Francie and Neeley are always hungry, their clothes are not thick enough to protect them from the biting cold of winter and their home is not always heated. But they themselves are breadwinners as collectors of bits and bobs that they sell to the junkmen for pennies which will buy stale bread. Saturday afternoon being the most important day of the week, the kids scheme against each other for the best deals at the storefronts where they trade their stashes of rags and bits of metal and anything they can find to sell. With that money they buy food for the family, saving a penny for a sweet or two.
The book is told through budding writer Francie as she watches and observes the people and conditions around her. The narrative is a simple one as Francie grows from an 11 year-old to 17: her father dies of alcoholism, her mother takes on more work, she reads voraciously and realizes there is more to the world than Williamsburg, Brooklyn, New York; she falls in love, is jilted, she fears her brother, who likes to sing, will end up like her father; she must give up her education so her work can support her mother and brother, but the desire for education burns so hard she takes college classes at night and during the summer and is able to skip high school altogether and is accepted to a college in Michigan. Her mother remarries and the family moves out of poverty.
Through Francie, Smith writes with such detail about early 20th century Williamsburg and the crushing and demeaning poverty of its inhabitants. She writes with a meticulous hand the strategies the children employ that will get them the most for the items they have collected throughout the week: which stores will pay them the most, whether this shop owner likes girls better than their brothers or that shop owner will give more to the boys, and the pride the children feel contributing to the family bank (a can nailed to the closet floor). When Katie asks Francie to shop for food she is given instructions on what to say and how to approach the butcher, the breadmaker and so on, in order to get the best deal.
Yet, the story is not just the narrative, but the characters that people Francie’s life: the teacher who at first encouraged her writing until she started writing the truth about her hard life, who then told her writing is supposed to be full of beauty; her aunt Sissy, the ‘floozie’ who married three times, had 10 children that died at birth, yet is the family member everyone turns to in times of crisis; the Jewish and German shop keepers with whom Francie deals, who can be gruff and mean to the poor children one minute only to give them something extra the next; her father Johnny who she is so close to, yet for all his patriotism about freedom, is never able free himself from his addiction; Katie, who wanted to make a different world for her children, took her mother’s advice to read from the Bible and Shakespeare,
“…every day you must read a page of each to your child—even though you yourself do not understand what is written down and cannot sound the words properly. You must do this that the child will grow up knowing of what is great—knowing that these tenements of Williamsburg are not the whole world.

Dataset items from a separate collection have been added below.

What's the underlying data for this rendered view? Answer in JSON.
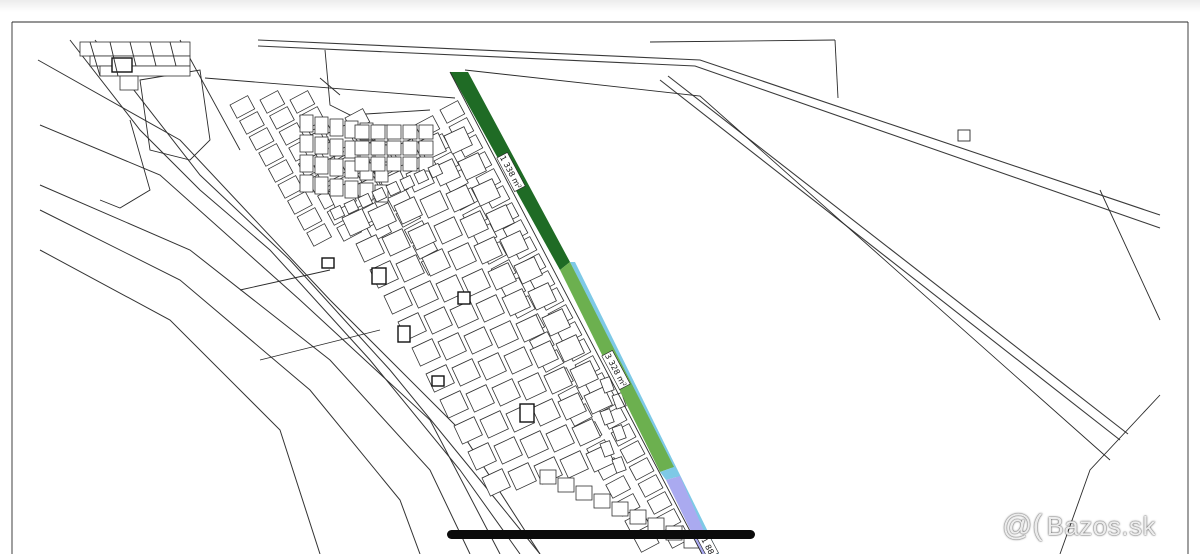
{
  "map": {
    "plots": [
      {
        "id": "plot-1",
        "area_label": "1 338 m²",
        "color": "#1f6b25"
      },
      {
        "id": "plot-2",
        "area_label": "3 328 m²",
        "color": "#6cb04f"
      },
      {
        "id": "plot-3",
        "area_label": "",
        "color": "#aaaaf0"
      },
      {
        "id": "edge-strip",
        "area_label": "",
        "color": "#7ec9e6"
      }
    ],
    "third_plot_partial_label": "1 88"
  },
  "watermark": {
    "logo_icon": "at-icon",
    "logo_glyph": "@(",
    "text": "Bazos.sk"
  },
  "home_indicator": {
    "color": "#0b0b0b"
  }
}
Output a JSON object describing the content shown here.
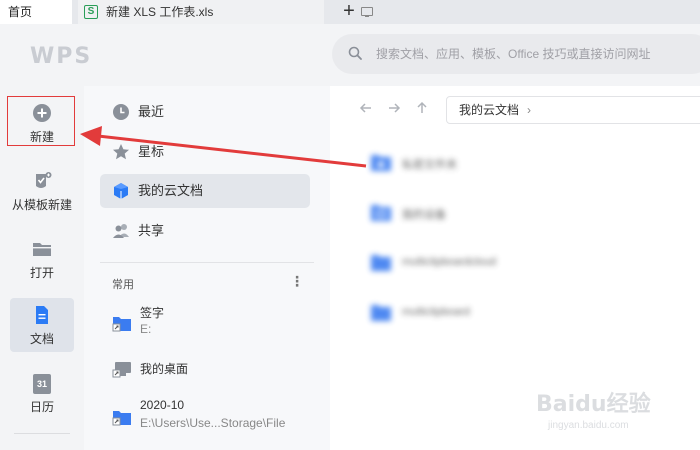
{
  "tabs": {
    "home": "首页",
    "document": "新建 XLS 工作表.xls",
    "add": "+"
  },
  "header": {
    "logo_text": "WPS",
    "search_placeholder": "搜索文档、应用、模板、Office 技巧或直接访问网址"
  },
  "leftnav": {
    "items": [
      {
        "label": "新建",
        "icon": "plus-circle-icon"
      },
      {
        "label": "从模板新建",
        "icon": "template-icon"
      },
      {
        "label": "打开",
        "icon": "folder-open-icon"
      },
      {
        "label": "文档",
        "icon": "document-icon"
      },
      {
        "label": "日历",
        "icon": "calendar-icon",
        "icon_text": "31"
      }
    ]
  },
  "midpanel": {
    "items": [
      {
        "label": "最近",
        "icon": "clock-icon"
      },
      {
        "label": "星标",
        "icon": "star-icon"
      },
      {
        "label": "我的云文档",
        "icon": "cloud-box-icon"
      },
      {
        "label": "共享",
        "icon": "people-icon"
      }
    ],
    "section_title": "常用",
    "more": "⋮",
    "favorites": [
      {
        "name": "签字",
        "path": "E:"
      },
      {
        "name": "我的桌面",
        "path": ""
      },
      {
        "name": "2020-10",
        "path": "E:\\Users\\Use...Storage\\File"
      }
    ]
  },
  "main": {
    "breadcrumb": "我的云文档",
    "breadcrumb_chevron": "›",
    "files": [
      {
        "name": "私密文件夹"
      },
      {
        "name": "我的设备"
      },
      {
        "name": "multiclipboardcloud"
      },
      {
        "name": "multiclipboard"
      }
    ]
  },
  "watermark": {
    "brand": "Baidu经验",
    "site": "jingyan.baidu.com"
  },
  "colors": {
    "accent": "#2b7bf5",
    "highlight": "#e23b3b",
    "folder": "#3b7cf0"
  }
}
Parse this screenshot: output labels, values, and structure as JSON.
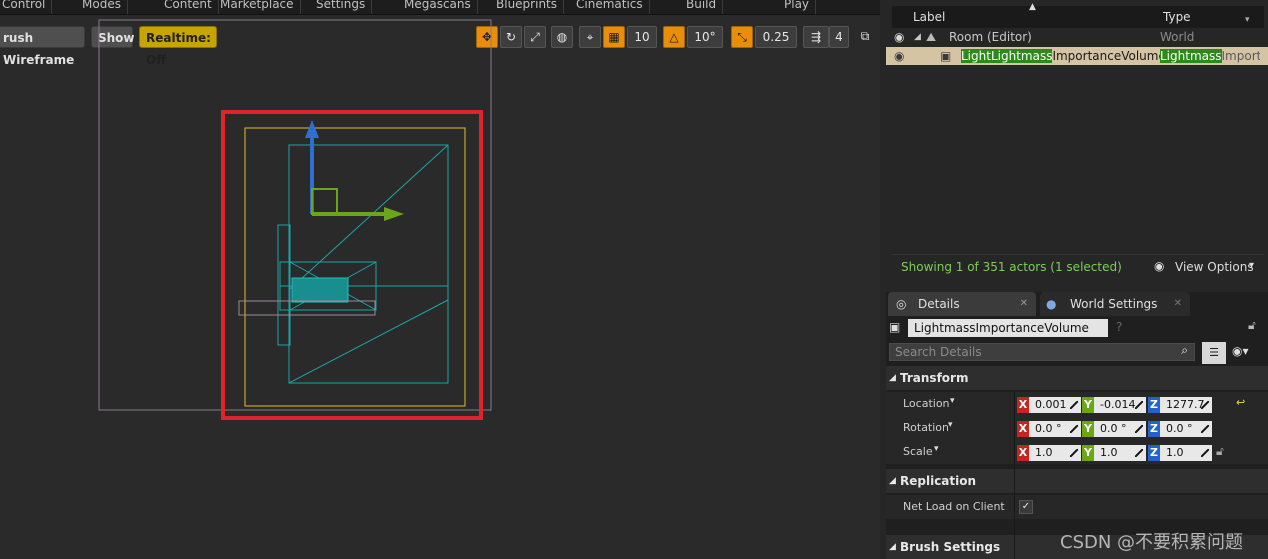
{
  "top_menu": [
    "Control",
    "Modes",
    "Content",
    "Marketplace",
    "Settings",
    "Megascans",
    "Blueprints",
    "Cinematics",
    "Build",
    "Play"
  ],
  "viewport": {
    "wireframe_label": "rush Wireframe",
    "show_label": "Show",
    "realtime_label": "Realtime: Off",
    "grid_snap": "10",
    "rotation_snap": "10°",
    "scale_snap": "0.25",
    "camera_speed": "4"
  },
  "outliner": {
    "col_label": "Label",
    "col_type": "Type",
    "rows": [
      {
        "label": "Room (Editor)",
        "type": "World"
      },
      {
        "label_hl": "LightLightmass",
        "label_rest": "ImportanceVolume",
        "type_hl": "Lightmass",
        "type_rest": "Importa"
      }
    ],
    "status": "Showing 1 of 351 actors (1 selected)",
    "view_options": "View Options"
  },
  "details": {
    "tab_details": "Details",
    "tab_world": "World Settings",
    "actor_name": "LightmassImportanceVolume",
    "search_placeholder": "Search Details",
    "transform": {
      "title": "Transform",
      "location": {
        "label": "Location",
        "x": "0.001",
        "y": "-0.014",
        "z": "1277.7"
      },
      "rotation": {
        "label": "Rotation",
        "x": "0.0 °",
        "y": "0.0 °",
        "z": "0.0 °"
      },
      "scale": {
        "label": "Scale",
        "x": "1.0",
        "y": "1.0",
        "z": "1.0"
      }
    },
    "replication": {
      "title": "Replication",
      "net_load_label": "Net Load on Client"
    },
    "brush_settings": {
      "title": "Brush Settings"
    }
  },
  "axes": {
    "x": "X",
    "y": "Y",
    "z": "Z"
  },
  "watermark": "CSDN @不要积累问题",
  "colors": {
    "accent_orange": "#e88e0a",
    "selection_red": "#e0242b",
    "highlight_green": "#2d8a1a",
    "wire_cyan": "#1aa6a6"
  }
}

And the titular tree that grows tall throughout Williamsburg like an umbrella, because “it likes poor people” has the tenacity to succeed like the human inhabitants because when it is cut down, will find a break in the cement, push through it and grow again.
The book was published in 1943 when, although the soldiers didn’t know it, was right in the middle of the war. They were not that far removed from their own immigrant past, the tales of the ‘old country’ that were still real for their parents and grandparents. So, it is fair to say that this novel is really a story of immigrant America, how each generation built it up from the succeeding one.
And which may be why the book was so heavily traded among soldiers who saw in the pages their own mother and sister who kept the family together, whose fathers worked any job they could get, a little brother they missed; the same immigrant neighbors, who regardless of their poverty, knew America could give their children freedom, the ability to determine their own destiny which set America a part from the enemies they were fighting.